Encrypting data helps protect it and lowers regulatory risks in the event of a data breach. However, organizations may not want to encrypt everything they have. Visual classification greatly reduces the content that is kept because much content can be disposed of, and then only a portion of what is retained may warrant encryption.

Restricted Access

Having consistent, reliable document type classification of all stored content permits organizations to restrict employees’ access to only those documents they need to perform their jobs.

Prompt Disposition

Without consistent document classification, many organizations end up keeping everything either forever or for the longest retention period associated with any of the documents in a collection. Consistent, reliable classification permits granular retention schedules that can be readily applied, considerably reducing the volume of content at risk.

Three other protective options ought to be considered:

Text Redaction

Visual classification system is based on cataloging the graphical elements on all pages. As part of that process it content-enables image-only documents to provide searchable text. Whether it provided the searchable text or the text was already present when the documents were processed, the system knows the page coordinates for the text values associated with the pages. It uses those coordinates to perform high-speed, highly-accurate redactions using expressions or word lists, on the order of 700,000 redactions per CPU per hour.

This industrial-grade redaction capability means that when producing or turning over documents to third parties, the PII can be simply removed. It also provides the organization with the option to work with redacted copies of documents where circumstances warrant. The obvious benefit is that people can’t steal or inadvertently disclose PII that isn’t there.

Zoned Redaction

Many times, some forms may be completed with handwriting that is not susceptible to text or word- based redaction. Other times, the words in a part of a document are too variable to be able to specify what pat- terns or words will be used. And as already discussed, some documents do not have accurate, reliable text.

In these circumstances the application can also provide zoned redaction where all of the content that falls within certain page coordinates will be redacted.

Logging Redactions

Regardless of which type of redaction is used a detailed log of all redactions is provided, including what was redacted and the reason given for the redaction. Both text and image layers in redacted documents are redacted.

Expedited Disposition

Often documents are used to collect information that is then input into a database or decision support system. If organizations knew the information was accurately entered, the documents could be viewed as transitory and be scheduled for immediate or expedited disposition.

Visual classification technology provides an automated way to validate that the information on specific documents were added correctly and to then flag those documents for expedited disposition.
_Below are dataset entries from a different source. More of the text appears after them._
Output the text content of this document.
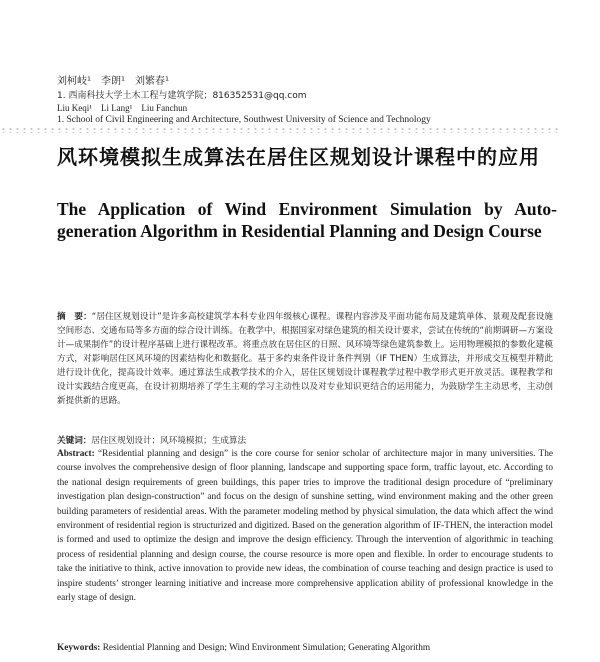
刘柯岐¹　李朗¹　刘繁春¹
1. 西南科技大学土木工程与建筑学院；816352531@qq.com
Liu Keqi¹　Li Lang¹　Liu Fanchun
1. School of Civil Engineering and Architecture, Southwest University of Science and Technology
风环境模拟生成算法在居住区规划设计课程中的应用
The Application of Wind Environment Simulation by Auto-generation Algorithm in Residential Planning and Design Course
摘　要：“居住区规划设计”是许多高校建筑学本科专业四年级核心课程。课程内容涉及平面功能布局及建筑单体、景观及配套设施空间形态、交通布局等多方面的综合设计训练。在教学中，根据国家对绿色建筑的相关设计要求，尝试在传统的“前期调研—方案设计—成果制作”的设计程序基础上进行课程改革。将重点放在居住区的日照、风环境等绿色建筑参数上。运用物理模拟的参数化建模方式，对影响居住区风环境的因素结构化和数据化。基于多约束条件设计条件判别（IF THEN）生成算法，并形成交互模型并精此进行设计优化，提高设计效率。通过算法生成教学技术的介入，居住区规划设计课程教学过程中教学形式更开放灵活。课程教学和设计实践结合度更高，在设计初期培养了学生主观的学习主动性以及对专业知识更结合的运用能力，为鼓励学生主动思考，主动创新提供新的思路。
关键词：居住区规划设计；风环境模拟；生成算法
Abstract: “Residential planning and design” is the core course for senior scholar of architecture major in many universities. The course involves the comprehensive design of floor planning, landscape and supporting space form, traffic layout, etc. According to the national design requirements of green buildings, this paper tries to improve the traditional design procedure of “preliminary investigation plan design-construction” and focus on the design of sunshine setting, wind environment making and the other green building parameters of residential areas. With the parameter modeling method by physical simulation, the data which affect the wind environment of residential region is structurized and digitized. Based on the generation algorithm of IF-THEN, the interaction model is formed and used to optimize the design and improve the design efficiency. Through the intervention of algorithmic in teaching process of residential planning and design course, the course resource is more open and flexible. In order to encourage students to take the initiative to think, active innovation to provide new ideas, the combination of course teaching and design practice is used to inspire students’ stronger learning initiative and increase more comprehensive application ability of professional knowledge in the early stage of design.
Keywords: Residential Planning and Design; Wind Environment Simulation; Generating Algorithm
Automated attribute extraction can pull specified data elements and format them. These data values could then be checked against the values maintained in databases or decision support systems.

A Final Word

Detecting and protecting PII is one of several major document-centric information governance initiatives that are dependent on consistent document classification. Others include records retention and disposition, file share remediation, content migration, silo consolidation and digitization. The good news is that visual classification can serve as the foundation for all those initiatives, making the most effective use of the time and energy invested in reviewing and classifying an organization’s otherwise “unstructured” documents.